Labour’s job offer to Sue Gray may have broken rules, Cabinet Office minister says

Irate backbencher suggests ex-ethics chief and prospective boss Keir Starmer have “trashed” their reputations
Photo: Ian Davidson/Alamy Live News

By Jim Dunton

07 Mar 2023

Cabinet Office minister Jeremy Quin has told MPs that contact between the Labour Party and Sue Gray over her recruitment as chief of staff for Sir Keir Starmer may have broken civil service rules.

Gray, a former second permanent secretary at the Cabinet Office and most recently number two at the Department for Levelling Up, Housing and Communities, quit government last week to lead Starmer’s team.

Her move is subject to vetting by anti-corruption watchdog the Advisory Committee on Business Appointments, which could recommend a cooling-off period of anything from three months to two years before Gray takes up post.

News of the Partygate report author and former ethics head’s departure from the civil service to a political role prompted fury among Conservative MPs. In a debate in response to an urgent question in parliament yesterday,  Quin questioned whether proper processes had been followed.

“This is an exceptional situation,” he said. “It is unprecedented for a serving permanent secretary to resign to seek to take up a senior position working for the leader of the opposition.

“The Cabinet Office is looking into the circumstances leading up to Sue Gray’s resignation in order to update the relevant civil service leadership and ministers of the facts.”

Quin said official guidance required senior civil servants to clear any contact with leading members of the opposition parties with ministers.

He was subsequently asked whether Gray had told DLUHC perm sec Sarah Healey about any discussions with the Labour Party before her resignation was announced.

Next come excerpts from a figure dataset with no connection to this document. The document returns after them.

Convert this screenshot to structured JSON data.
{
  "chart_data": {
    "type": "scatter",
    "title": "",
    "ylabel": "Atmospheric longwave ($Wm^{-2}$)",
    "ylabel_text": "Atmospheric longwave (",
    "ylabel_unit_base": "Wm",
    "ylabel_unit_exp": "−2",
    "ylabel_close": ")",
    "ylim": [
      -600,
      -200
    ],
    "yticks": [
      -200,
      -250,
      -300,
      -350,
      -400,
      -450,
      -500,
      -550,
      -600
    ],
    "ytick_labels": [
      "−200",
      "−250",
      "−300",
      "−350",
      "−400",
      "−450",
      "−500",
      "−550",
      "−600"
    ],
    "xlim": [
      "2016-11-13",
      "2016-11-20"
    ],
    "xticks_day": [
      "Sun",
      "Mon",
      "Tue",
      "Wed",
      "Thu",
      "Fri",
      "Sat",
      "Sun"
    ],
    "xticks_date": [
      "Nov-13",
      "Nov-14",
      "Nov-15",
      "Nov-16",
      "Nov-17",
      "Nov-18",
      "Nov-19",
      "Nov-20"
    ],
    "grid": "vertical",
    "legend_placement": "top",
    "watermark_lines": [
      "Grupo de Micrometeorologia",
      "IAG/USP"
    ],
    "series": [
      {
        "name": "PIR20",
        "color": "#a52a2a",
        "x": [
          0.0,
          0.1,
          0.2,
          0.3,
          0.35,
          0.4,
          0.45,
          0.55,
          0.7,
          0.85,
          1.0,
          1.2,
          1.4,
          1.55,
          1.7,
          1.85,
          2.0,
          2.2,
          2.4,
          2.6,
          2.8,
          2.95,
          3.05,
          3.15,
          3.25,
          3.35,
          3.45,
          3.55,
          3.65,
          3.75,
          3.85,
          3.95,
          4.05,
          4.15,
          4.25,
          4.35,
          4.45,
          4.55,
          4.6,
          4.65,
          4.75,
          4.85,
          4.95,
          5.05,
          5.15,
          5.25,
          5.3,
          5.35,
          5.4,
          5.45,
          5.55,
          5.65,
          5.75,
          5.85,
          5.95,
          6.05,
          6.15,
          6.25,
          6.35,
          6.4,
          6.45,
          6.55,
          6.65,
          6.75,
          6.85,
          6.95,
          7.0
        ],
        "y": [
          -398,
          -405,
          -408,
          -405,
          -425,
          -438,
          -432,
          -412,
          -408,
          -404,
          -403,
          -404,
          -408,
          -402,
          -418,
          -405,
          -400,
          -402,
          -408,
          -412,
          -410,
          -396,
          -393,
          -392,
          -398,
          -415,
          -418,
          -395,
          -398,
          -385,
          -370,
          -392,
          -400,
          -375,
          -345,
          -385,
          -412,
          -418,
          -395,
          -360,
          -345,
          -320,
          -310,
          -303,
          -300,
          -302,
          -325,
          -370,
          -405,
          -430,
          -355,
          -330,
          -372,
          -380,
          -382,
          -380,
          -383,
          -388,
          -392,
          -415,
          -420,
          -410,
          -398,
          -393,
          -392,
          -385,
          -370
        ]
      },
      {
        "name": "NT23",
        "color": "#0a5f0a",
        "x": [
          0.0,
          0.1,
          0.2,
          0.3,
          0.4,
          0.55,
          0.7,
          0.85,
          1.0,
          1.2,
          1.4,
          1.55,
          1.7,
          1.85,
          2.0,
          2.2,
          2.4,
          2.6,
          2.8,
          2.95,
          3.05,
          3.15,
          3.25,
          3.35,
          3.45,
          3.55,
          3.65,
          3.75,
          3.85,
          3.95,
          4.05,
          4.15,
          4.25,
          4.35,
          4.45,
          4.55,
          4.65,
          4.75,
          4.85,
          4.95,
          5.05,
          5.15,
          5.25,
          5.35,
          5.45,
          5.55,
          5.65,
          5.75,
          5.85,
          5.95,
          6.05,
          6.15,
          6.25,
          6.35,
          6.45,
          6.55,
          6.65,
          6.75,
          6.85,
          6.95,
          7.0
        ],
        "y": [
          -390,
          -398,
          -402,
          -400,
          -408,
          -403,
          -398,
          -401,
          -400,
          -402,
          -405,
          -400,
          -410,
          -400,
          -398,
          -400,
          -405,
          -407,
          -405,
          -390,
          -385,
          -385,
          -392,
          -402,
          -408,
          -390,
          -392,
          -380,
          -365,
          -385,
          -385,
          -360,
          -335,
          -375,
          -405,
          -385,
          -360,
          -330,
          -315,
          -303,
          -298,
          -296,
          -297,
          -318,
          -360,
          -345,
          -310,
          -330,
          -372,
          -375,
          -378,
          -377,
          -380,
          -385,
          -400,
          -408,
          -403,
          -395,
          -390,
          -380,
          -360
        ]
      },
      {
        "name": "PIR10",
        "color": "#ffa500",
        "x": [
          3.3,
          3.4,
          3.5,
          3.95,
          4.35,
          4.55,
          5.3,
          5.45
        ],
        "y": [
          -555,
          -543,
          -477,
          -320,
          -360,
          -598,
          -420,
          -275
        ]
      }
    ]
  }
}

“There is work in progress to ensure that all the facts are identified, but I am not aware that there were any such discussions prior to Thursday last week,” he said.

Quin pointedly did not attempt to criticise Gray, but he repeatedly called on the Labour Party and Starmer to set out full details of its contact with the former civil servant.

“Why are the opposition refusing to publish when they met with Sue Gray; why are they being evasive; and why can they not tell us what they discussed, where they met, and how often they met?” he asked. “Their refusal to do so prompts the question: exactly what is Labour trying to hide?”

He added: “There are now serious questions as to whether Labour, by acting fast and loose, undermined the rules and the impartiality of the civil service.

“Labour members must ask themselves why the leader of the opposition covertly met a senior civil servant and why those meetings were not declared.”

Conservative MP Mark Jenkinson suggested Gray had “trashed” her reputation as a “woman of integrity” and Starmer had done the same for his reputation as “Mr Rules”  by refusing to publish the timeline for their meetings.

Quin agreed. “I think that is the case, sadly,” he said. “I think it is, but it could easily be changed by simple publication.”

Deputy Labour leader Angela Rayner said the biggest threat to the impartiality of the civil service was the Conservative Party and “its decade of debasing and demeaning standards in public life”.

“Conservative members talk about trust,” she said. “This debate says more about the delusions of the modern Conservative Party than it does about anything else.”

Labour MP Barry Sheerman said claims that the civil service itself was up in arms about Gray’s potential move to work for Starmer were “nonsense”.

Yesterday, The Times reported that Gray’s resignation from government came weeks after she was “blocked” from becoming permanent secretary at the newly-created Department for Business and Trade.

The department was launched in February’s machinery of government changes, which are breaking up the Department for Business, Energy and Industrial Strategy and reconfiguring the Department for International Trade.

The Times said Gray’s appointment to the role had the backing of international trade secretary Kemi Badenoch, who is secretary of state of the new business-and-trade department, and levelling up secretary Michael Gove.

The paper said sources gave differing views on the involvement of cabinet secretary Simon Case, but added that the approach from Starmer followed the decision not to give Gray the perm-sec role. 

Gareth Davies, who took up post as permanent secretary of DIT in January, was confirmed as perm sec of the new business-and-trade department on the day the machinery of government changes were announced.